35.3 Service Monitoring

A key component of any highly available environment is a reliable, consistent way to monitor the resource(s) that should be highly available, along with any resource(s) that they depend on. The SLE HAE uses a component called a Resource Agent to perform this monitoring - the Resource Agent's job is to provide the status for each resource, plus (when asked) to start or stop that resource.

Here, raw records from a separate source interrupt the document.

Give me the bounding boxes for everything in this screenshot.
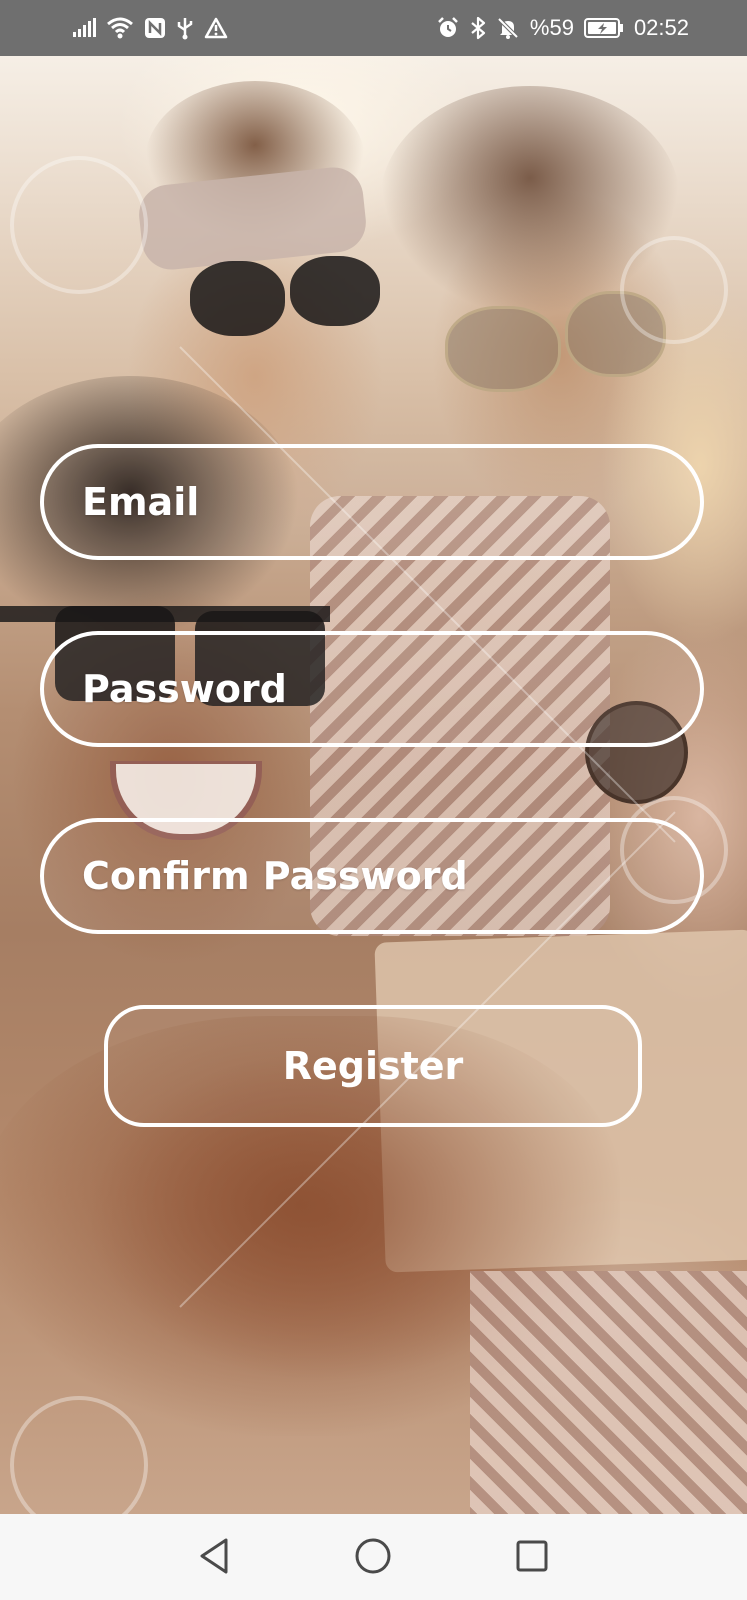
password-field[interactable]: Password — [40, 631, 704, 747]
status-bar: %59 02:52 — [0, 0, 747, 56]
background-photo — [0, 56, 747, 1514]
status-right-group: %59 02:52 — [436, 14, 689, 42]
home-button[interactable] — [349, 1534, 397, 1582]
photo-detail — [445, 306, 561, 392]
email-placeholder: Email — [82, 480, 200, 524]
confirm-password-field[interactable]: Confirm Password — [40, 818, 704, 934]
confirm-password-placeholder: Confirm Password — [82, 854, 468, 898]
signal-icon — [72, 14, 96, 42]
navigation-bar — [0, 1514, 747, 1600]
back-icon — [197, 1537, 231, 1580]
warning-icon — [204, 14, 228, 42]
usb-icon — [176, 14, 194, 42]
home-icon — [354, 1537, 392, 1580]
watermark — [10, 156, 148, 294]
nfc-icon — [144, 14, 166, 42]
alarm-icon — [436, 14, 460, 42]
clock: 02:52 — [633, 15, 689, 40]
watermark — [620, 236, 728, 344]
password-placeholder: Password — [82, 667, 287, 711]
email-field[interactable]: Email — [40, 444, 704, 560]
recent-apps-button[interactable] — [508, 1534, 556, 1582]
bell-off-icon — [496, 14, 520, 42]
battery-charging-icon — [583, 14, 624, 42]
register-button-label: Register — [282, 1044, 464, 1088]
photo-detail — [190, 261, 285, 336]
register-button[interactable]: Register — [104, 1005, 642, 1127]
wifi-icon — [106, 14, 134, 42]
photo-detail — [290, 256, 380, 326]
recent-apps-icon — [515, 1539, 549, 1578]
status-left-group — [72, 14, 228, 42]
watermark — [10, 1396, 148, 1514]
bluetooth-icon — [470, 14, 486, 42]
back-button[interactable] — [190, 1534, 238, 1582]
photo-detail — [470, 1271, 747, 1514]
battery-percent: %59 — [529, 15, 574, 40]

Resource Agents must provide a reliable status for monitored resources in order to prevent unnecessary downtime. False positives (when a resource is deemed to have failed, but would in fact recover on its own) can cause service migration (and related downtime) when it is not actually necessary, and false negatives (when the Resource Agent reports that a resource is functioning when in fact it is not operating properly) can prevent proper use of the service. On the other hand, external monitoring of a service can be quite difficult - a web service port might respond to a simple ping, for example, but may not provide correct data when a real query is issued. In many cases, self-test functionality must be built into the service itself to provide a truly accurate measurement.

This solution provides a basic OCF Resource Agent for Sentinel that can monitor for major hardware, operating system, or Sentinel system failure. At this time the external monitoring capabilities for Sentinel are based on IP port probes, and there is some potential for false positive and false negative readings. We plan to improve both Sentinel and the Resource Agent over time to improve the accuracy of this component.